COP21

Nicolas Hulot, dans les soutes du «Titanic»

Conseiller spécial de François Hollande pour la planète, Nicolas Hulot s’est dépensé sans compter pour la COP21. Un rôle taillé sur mesure pour ce funambule des médias et de la politique, sincèrement ulcéré par l’indifférence face au naufrage de la planète

Vivre et parler, car il ne sait rien faire d’autre et qu’il n’est pas homme à laisser le bateau s’enfoncer. A ceux qui l’interrogent, dans son bureau de l’Hôtel Marigny face à l’Elysée, sur son engagement écologique, Nicolas Hulot a pris l’habitude de reparler du «Titanic».

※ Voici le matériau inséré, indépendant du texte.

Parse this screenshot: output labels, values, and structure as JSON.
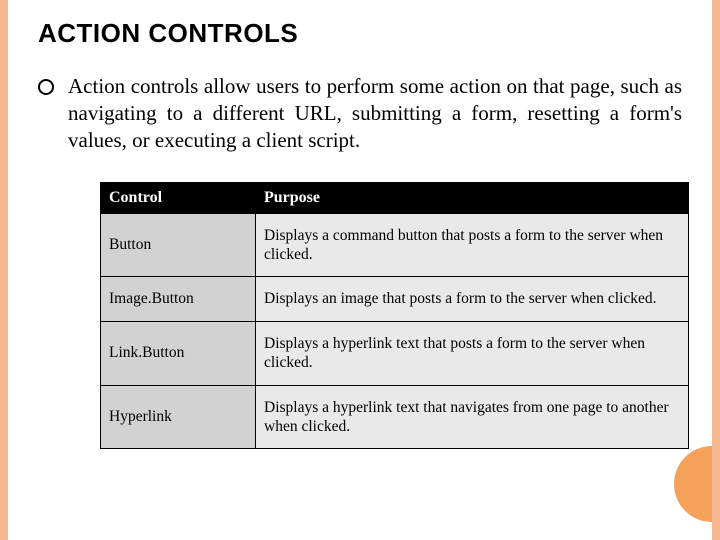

En 2004, alors au faîte de sa popularité médiatique, l’animateur-producteur d’«Ushuaïa», signe son premier acte politique avec un livre «Le Syndrome du Titanic», plaidoyer contre le naufrage programmé d’une planète asphyxiée. Une trajectoire se dessine pour celui qui, à l’écran, a renouvelé le genre de l’aventurier intrépide sponsorisé, malgré tout empreint d’humanité. L’ancien photographe se rêve alors capitaine d’un navire sur lequel pourraient embarquer tous les ténors mondiaux de la croisade contre le réchauffement climatique. En France, son Pacte écologique, signé en 2007 par tous les candidats à la présidentielle, va dans ce sens. Mais l’iceberg de la conférence de Copenhague, la COP15 de funeste mémoire organisée en décembre 2009, s’avère impossible à éviter. Crash. Blocage des Etats-Unis et de la Chine. Défaite diplomatique. Camouflet pour l’hyperprésident Nicolas Sarkozy qui le cajole, et son ministre de l’Environnement, l’ami Jean-Louis Borloo. «J’ai compris à ce moment-là que l’opinion n’était pas mûre et qu’il fallait la travailler au corps», explique-t-il, en marge d’un des nombreux briefings élyséens auxquels il participe, comme conseiller spécial de François Hollande pour la protection de la planète.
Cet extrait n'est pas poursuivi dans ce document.